The project has seen Trinity change its working practices and set new service standards for the examination board. Business practices that have been standardised include database building, database maintenance and how we communicate. We once faced inevitable delays through phone, fax, airmail and post. Now, the majority of communication is conducted by e-mail and electronic-document transfer.
Trinity Online has improved internal and external communications enormously, especially via an automatic e-mailing system that sends messages on completion of processes or tasks. These e-mails inform the client and the next person involved in the process. Trinity’s clients have never been so well informed about the status of the examination services. In a way, Trinity Online has become a marketing tool.
The overarching benefit of the intranet is that it’s like having everybody in one networked building being instantly aware of the action his or her colleagues have taken.
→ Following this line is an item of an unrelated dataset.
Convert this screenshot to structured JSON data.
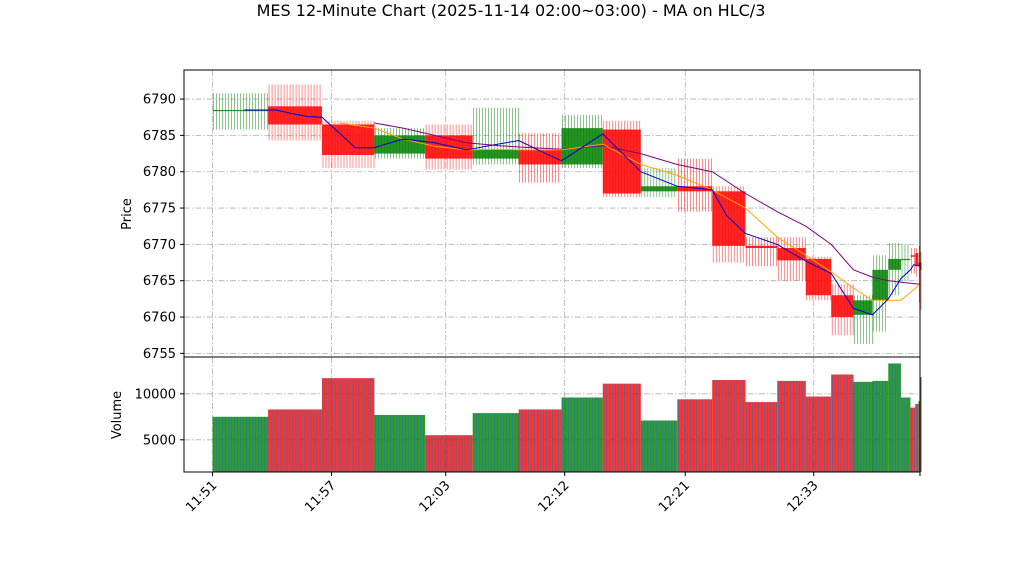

The ability to have different co-ordinators around the globe discussing the same items on their screens without having to invest in an expensive virtual private network is a revolution for us. The same sort of technology allows low-cost integration with legacy systems.
An alternative approach would have been to use the next generation of web services, a technology whose price-performance benefits are as yet unproven, according to some reports. The HTML approach is not only cheap, but has been proven worldwide while allowing for easy integration.
Although the Trinity Online project has been a complex one, we have had a smooth transition to going online and linking to legacy systems. A project of this size could have led to considerable disruption but there has been very little upheaval, something which would not have been guaranteed going down the relatively new web services route.
The efficiency and lower cost of communication has also delivered something that was not a driver of the project, but is, nevertheless, welcome – a cost saving. We expected to see some savings, some of which are appearing, but the main driver of the project was the need to upgrade the database and improve data integrity. Every year, May and June are particularly busy times for Trinity and we needed to guarantee we could get through these months without a dip in performance. We now have a system that we feel we can rely on, is more robust and that will take extra workloads without slowing down.
The main financial gain comes from having a smoother administration process, which saves us time. We are spending less on technology and communications support while cutting totally the cost of supporting the overseas databases that have now been eliminated.
Snapshot of key benefits:
- Database integrity is more assured;
- Multilingual website can be accessed by users around the world;
- Administration of our multinational organisation primarily through Trinity Online, making us much more efficient;
- Improved business processes and best practice;
- Better communication;
- Reduced costs;
- Improved customer-relationship management: users enjoy working with Trinity Online and we believe that will lead to more business.
Having an online system that can quickly translate material at low cost is a great boon for us. It is one more way that we can show our overseas staff and associates that we are committed to providing the best service for them and their clients, while at the same time improving business standards. As a result, Trinity Online has evolved into far more than an administration tool – it is a world-class intranet solution.